Integration of gap junction coupling in adenosine signalling of endothelial cells

Abstract

By allowing a direct exchange of ions and metabolites between cells, gap junctions participate in the formation of physiological units in tissues. Gap junctions in endothelial cells are essential for maintaining vascular functions. Adenosine is a ubiquitous extracellular signalling molecule that can evoke cellular responses in large tissue areas by binding in a paracrine manner to its receptors. Adenosine receptor-dependent signalling mechanisms regulate several vascular functions, for example vasodilation or endothelial barrier properties. Since gap junctions are important for various tissue functions, it is essential to include the gap junction regulation into general signalling mechanisms within tissues.
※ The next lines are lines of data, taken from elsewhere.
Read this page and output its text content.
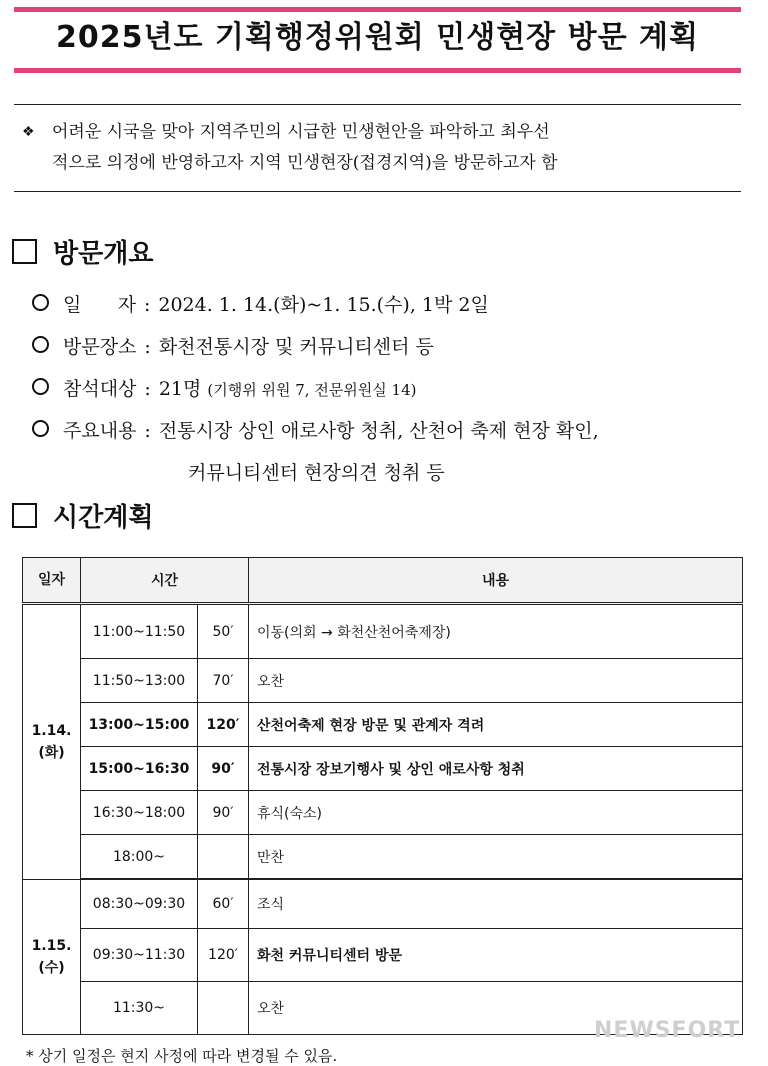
2025년도 기획행정위원회 민생현장 방문 계획
❖ 어려운 시국을 맞아 지역주민의 시급한 민생현안을 파악하고 최우선
적으로 의정에 반영하고자 지역 민생현장(접경지역)을 방문하고자 함
방문개요
일      자 : 2024. 1. 14.(화)~1. 15.(수), 1박 2일
방문장소 : 화천전통시장 및 커뮤니티센터 등
참석대상 : 21명 (기행위 위원 7, 전문위원실 14)
주요내용 : 전통시장 상인 애로사항 청취, 산천어 축제 현장 확인,
커뮤니티센터 현장의견 청취 등
시간계획
일자	시간		내용
1.14.
(화)	11:00~11:50	50′	이동(의회 → 화천산천어축제장)
	11:50~13:00	70′	오찬
	13:00~15:00	120′	산천어축제 현장 방문 및 관계자 격려
	15:00~16:30	90′	전통시장 장보기행사 및 상인 애로사항 청취
	16:30~18:00	90′	휴식(숙소)
	18:00~		만찬
1.15.
(수)	08:30~09:30	60′	조식
	09:30~11:30	120′	화천 커뮤니티센터 방문
	11:30~		오찬
NEWSFORT
* 상기 일정은 현지 사정에 따라 변경될 수 있음.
Therefore, the regulation of gap junction coupling by adenosine receptor signalling was analysed in the presented work. Activation of the adenosine receptor subtype A2B significantly increased the gap junction coupling and the amount of connexin43 gap junction plaques in microvascular endothelial hCMEC/D3 cells via activation of cyclic nucleotide-gated (CNG) channels. On functional level the regulation of gap junctions upon adenosine receptor activation and especially the involvement of CNG channels is as yet a disregarded signalling link and could provide new insights for example into the regulation of inflammatory conditions. Analysis of gap junction coupling was performed with scrape loading/dye transfer assays. To improve this technique a gold nanoparticle-mediated laser perforation/dye transfer (GNOME LP/DT) method was established for a non-invasive, cell-friendly analysis of gap junction-dependent cell coupling. The GNOME LP/DT method enabled the analysis of gap junction coupling with similar results as scrape loading/dye transfer assays and was more reproducible. Additionally, the GNOME LP/DT method was successfully applied to sensitive cells and in complex cell culture systems, for example three-dimensional cell culture or co-culture of blood-brain barrier cells in transwell inserts. Applying the GNOME LP/DT method in such cell culture systems in combination with transendothelial resistance measurements can provide new insight into the role of gap junctions in the physiology of the blood-brain barrier.